The company is hoping that this study will take about 12 months. The aim is to validate the technique and roll it into a cell therapy trial.
“We don’t believe our approach would be in isolation. We believe [this] approach would be part of a systemic regimen, too. Our goal is to … reduce the origin of cancer, control the metastatic disease, so you can … give the systemic treatment, which is primarily treating the micrometastases, a chance to succeed. We would either do this in a neoadjuvant way, or in collaboration with a systemic treatment. It will be organ-specific, and we’ll do that disease by disease, because it would vary quite substantially.”
Previously, the company collaborated with Steven Katz, director of the Office of Therapeutic Development at the Roger Williams Medical Center, for a phase Ib clinical trial shows that administering a concentrated dose of anti-carcinoembryonic antigen-positive (CEA) CAR T cells precisely at the site of a solid tumor by means of PEDD is safe, with encouraging clinical responses. Katz served as principal investigator in the trial.

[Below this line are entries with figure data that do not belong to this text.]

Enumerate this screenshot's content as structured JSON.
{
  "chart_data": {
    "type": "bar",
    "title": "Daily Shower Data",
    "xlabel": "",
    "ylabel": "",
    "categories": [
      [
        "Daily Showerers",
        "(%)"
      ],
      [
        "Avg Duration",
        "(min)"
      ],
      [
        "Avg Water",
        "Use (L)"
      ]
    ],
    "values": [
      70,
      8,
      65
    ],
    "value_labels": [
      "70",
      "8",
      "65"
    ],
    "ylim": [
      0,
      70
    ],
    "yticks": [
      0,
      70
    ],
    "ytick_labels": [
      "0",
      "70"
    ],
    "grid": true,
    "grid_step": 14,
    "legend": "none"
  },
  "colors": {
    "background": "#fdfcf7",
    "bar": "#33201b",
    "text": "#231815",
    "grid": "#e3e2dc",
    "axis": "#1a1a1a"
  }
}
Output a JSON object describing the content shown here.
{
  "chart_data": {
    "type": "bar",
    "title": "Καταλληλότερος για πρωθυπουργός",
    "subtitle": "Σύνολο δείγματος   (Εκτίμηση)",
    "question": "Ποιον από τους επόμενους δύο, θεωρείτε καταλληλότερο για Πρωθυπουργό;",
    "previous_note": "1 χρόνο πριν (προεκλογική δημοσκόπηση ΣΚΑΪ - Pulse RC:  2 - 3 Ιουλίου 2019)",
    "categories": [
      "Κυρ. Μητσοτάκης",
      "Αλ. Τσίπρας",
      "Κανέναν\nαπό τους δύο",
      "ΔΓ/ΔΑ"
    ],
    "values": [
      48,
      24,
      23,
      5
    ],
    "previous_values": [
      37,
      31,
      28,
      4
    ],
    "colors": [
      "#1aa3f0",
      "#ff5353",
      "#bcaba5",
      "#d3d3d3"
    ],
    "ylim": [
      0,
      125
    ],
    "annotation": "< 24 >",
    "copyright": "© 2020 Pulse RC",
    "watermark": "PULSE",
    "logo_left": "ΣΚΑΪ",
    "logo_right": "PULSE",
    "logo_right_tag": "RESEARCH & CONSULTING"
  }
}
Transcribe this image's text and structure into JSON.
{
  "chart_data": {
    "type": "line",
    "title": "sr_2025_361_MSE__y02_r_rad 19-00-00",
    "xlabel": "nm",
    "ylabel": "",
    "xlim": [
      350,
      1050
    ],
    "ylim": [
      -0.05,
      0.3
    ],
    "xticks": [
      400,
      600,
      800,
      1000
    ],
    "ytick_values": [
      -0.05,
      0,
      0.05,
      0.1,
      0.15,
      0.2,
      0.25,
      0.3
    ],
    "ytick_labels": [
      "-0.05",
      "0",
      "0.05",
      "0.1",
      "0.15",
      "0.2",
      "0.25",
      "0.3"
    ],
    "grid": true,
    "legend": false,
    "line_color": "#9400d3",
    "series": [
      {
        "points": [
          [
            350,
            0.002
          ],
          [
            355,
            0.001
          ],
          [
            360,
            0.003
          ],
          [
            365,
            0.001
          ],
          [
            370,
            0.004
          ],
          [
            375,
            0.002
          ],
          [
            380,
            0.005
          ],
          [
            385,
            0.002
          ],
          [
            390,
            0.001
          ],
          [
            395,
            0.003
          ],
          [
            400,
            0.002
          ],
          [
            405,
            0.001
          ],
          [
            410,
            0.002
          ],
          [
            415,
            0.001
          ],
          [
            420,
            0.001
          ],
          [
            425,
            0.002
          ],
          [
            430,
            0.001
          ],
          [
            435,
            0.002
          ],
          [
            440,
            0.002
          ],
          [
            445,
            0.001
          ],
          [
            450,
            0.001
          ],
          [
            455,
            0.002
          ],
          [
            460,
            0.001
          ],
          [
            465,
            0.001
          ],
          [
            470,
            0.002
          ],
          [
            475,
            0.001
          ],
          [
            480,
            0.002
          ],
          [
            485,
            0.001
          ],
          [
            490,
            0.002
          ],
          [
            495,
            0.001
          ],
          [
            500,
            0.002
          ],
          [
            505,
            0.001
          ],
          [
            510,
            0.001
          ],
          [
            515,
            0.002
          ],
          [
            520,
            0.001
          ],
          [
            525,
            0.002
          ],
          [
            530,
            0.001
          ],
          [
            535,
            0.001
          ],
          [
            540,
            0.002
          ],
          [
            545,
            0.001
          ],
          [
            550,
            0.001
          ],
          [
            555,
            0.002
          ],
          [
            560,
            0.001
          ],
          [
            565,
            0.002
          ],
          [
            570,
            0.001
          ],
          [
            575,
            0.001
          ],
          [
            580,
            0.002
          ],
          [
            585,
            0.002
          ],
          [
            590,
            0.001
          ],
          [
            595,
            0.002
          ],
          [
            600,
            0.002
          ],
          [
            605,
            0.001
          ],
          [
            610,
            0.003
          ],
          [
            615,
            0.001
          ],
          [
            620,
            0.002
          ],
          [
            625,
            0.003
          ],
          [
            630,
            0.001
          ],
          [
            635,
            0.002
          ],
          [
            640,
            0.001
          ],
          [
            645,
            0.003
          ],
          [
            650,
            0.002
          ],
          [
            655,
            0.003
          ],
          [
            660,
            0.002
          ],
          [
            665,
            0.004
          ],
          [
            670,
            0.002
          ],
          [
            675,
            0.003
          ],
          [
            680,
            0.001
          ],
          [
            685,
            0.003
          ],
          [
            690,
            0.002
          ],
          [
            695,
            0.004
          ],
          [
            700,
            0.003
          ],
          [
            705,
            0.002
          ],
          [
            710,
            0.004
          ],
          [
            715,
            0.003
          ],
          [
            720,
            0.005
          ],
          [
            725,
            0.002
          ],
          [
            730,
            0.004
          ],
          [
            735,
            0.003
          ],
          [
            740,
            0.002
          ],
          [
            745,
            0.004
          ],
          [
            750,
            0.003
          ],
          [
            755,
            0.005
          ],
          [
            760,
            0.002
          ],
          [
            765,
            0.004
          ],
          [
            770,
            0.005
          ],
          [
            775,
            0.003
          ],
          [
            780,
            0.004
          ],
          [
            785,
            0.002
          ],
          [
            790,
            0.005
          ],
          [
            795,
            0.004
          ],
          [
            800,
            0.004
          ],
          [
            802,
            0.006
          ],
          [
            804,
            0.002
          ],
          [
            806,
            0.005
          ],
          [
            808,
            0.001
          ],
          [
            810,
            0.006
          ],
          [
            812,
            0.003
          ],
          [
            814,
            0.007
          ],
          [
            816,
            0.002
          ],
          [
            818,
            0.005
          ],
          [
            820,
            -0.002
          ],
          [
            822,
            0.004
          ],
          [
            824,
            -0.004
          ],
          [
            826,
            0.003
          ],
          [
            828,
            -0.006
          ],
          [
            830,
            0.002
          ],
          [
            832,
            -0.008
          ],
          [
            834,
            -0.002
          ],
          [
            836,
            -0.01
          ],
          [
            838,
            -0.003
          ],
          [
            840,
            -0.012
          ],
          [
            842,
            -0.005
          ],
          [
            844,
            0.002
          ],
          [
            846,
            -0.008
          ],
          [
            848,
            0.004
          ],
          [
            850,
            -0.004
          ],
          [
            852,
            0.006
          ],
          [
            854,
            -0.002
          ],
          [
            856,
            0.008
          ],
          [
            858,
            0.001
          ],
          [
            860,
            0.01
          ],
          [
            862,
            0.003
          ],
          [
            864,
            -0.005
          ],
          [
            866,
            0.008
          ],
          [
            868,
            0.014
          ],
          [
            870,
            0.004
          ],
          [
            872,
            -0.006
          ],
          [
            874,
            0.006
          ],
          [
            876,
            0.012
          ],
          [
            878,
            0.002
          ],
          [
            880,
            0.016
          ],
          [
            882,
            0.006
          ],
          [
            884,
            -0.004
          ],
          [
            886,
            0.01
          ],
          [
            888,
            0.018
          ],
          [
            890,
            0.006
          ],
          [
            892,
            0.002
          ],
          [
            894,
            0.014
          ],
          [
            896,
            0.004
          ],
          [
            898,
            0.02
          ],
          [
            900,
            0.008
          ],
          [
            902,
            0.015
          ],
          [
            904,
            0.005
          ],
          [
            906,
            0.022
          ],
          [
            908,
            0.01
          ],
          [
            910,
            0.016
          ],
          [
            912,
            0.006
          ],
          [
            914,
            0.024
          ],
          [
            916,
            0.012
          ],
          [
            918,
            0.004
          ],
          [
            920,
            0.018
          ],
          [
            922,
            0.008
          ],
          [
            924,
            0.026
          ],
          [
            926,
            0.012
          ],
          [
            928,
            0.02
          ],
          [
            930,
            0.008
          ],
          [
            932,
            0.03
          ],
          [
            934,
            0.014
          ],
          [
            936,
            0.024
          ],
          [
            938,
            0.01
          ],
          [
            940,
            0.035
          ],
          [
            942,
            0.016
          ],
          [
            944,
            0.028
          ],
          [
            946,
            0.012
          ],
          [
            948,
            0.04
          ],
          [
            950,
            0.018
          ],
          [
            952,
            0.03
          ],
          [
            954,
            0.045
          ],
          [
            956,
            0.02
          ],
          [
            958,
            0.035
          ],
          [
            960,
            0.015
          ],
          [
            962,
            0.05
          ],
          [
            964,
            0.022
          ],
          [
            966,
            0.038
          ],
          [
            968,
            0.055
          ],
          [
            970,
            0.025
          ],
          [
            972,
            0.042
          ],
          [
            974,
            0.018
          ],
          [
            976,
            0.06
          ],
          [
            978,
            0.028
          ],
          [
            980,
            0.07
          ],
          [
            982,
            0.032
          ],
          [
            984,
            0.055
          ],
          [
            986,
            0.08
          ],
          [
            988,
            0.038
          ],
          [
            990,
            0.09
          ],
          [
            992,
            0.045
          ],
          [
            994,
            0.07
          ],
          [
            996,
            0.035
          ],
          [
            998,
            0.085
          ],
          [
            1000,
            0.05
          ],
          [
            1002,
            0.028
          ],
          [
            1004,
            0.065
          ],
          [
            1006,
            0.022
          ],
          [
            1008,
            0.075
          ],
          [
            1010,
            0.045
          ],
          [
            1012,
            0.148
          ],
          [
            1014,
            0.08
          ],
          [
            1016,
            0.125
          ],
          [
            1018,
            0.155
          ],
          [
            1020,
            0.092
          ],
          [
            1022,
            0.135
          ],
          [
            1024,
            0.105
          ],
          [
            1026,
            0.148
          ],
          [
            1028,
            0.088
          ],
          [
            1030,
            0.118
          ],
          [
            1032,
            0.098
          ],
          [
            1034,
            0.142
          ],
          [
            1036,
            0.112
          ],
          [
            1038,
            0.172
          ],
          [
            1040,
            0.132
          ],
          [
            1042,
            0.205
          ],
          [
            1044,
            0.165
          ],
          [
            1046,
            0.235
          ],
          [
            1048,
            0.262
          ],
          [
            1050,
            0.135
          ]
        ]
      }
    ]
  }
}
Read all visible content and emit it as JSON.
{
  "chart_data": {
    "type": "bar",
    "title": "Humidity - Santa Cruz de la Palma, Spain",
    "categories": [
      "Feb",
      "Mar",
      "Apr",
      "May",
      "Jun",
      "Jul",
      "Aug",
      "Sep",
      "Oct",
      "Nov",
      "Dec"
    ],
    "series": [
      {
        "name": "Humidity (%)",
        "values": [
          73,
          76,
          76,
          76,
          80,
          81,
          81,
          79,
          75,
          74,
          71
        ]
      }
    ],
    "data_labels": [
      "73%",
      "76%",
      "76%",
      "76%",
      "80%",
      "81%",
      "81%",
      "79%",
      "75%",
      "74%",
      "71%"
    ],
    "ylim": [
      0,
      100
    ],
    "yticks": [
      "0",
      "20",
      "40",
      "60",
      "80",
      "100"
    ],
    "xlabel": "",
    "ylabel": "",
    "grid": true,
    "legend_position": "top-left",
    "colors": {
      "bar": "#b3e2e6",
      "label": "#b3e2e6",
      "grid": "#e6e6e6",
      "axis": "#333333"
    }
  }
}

Results of the study were presented in November 2018, five patients – four pancreatic and one colorectal – with CEA+, unresectable stage IV adenocarcinoma with liver metastases who had failed one or more lines of systemic chemotherapy. Each received three hepatic artery infusions of Sorrento Therapeutics autologous anti-CEA CAR T cells. The immunotherapy was delivered by means of the PEDD technology. Among the results presented was that two of the four pancreatic cancer patients had no viable liver metastases by PET scan after the treatment.
Szela noted that it was a proof-of-concept to demonstrate safety, and the results were promising. Of the two who had the complete response, one had a durable response of 13 months and went on to live 26 months. The other is still alive. “So, we think this is a pretty profound result; you don’t see that happen.”
In the next 12 to 18 months, the company plans to transition to a therapeutic company, merging with Katz’s discovery lab, manufacturing facility and clinical operations to deliver cell therapy. In addition, the company is acquiring other immunologic agents to combine with the various regimens. So, in the next year or so, the company is aiming to have four or five clinical trials ongoing.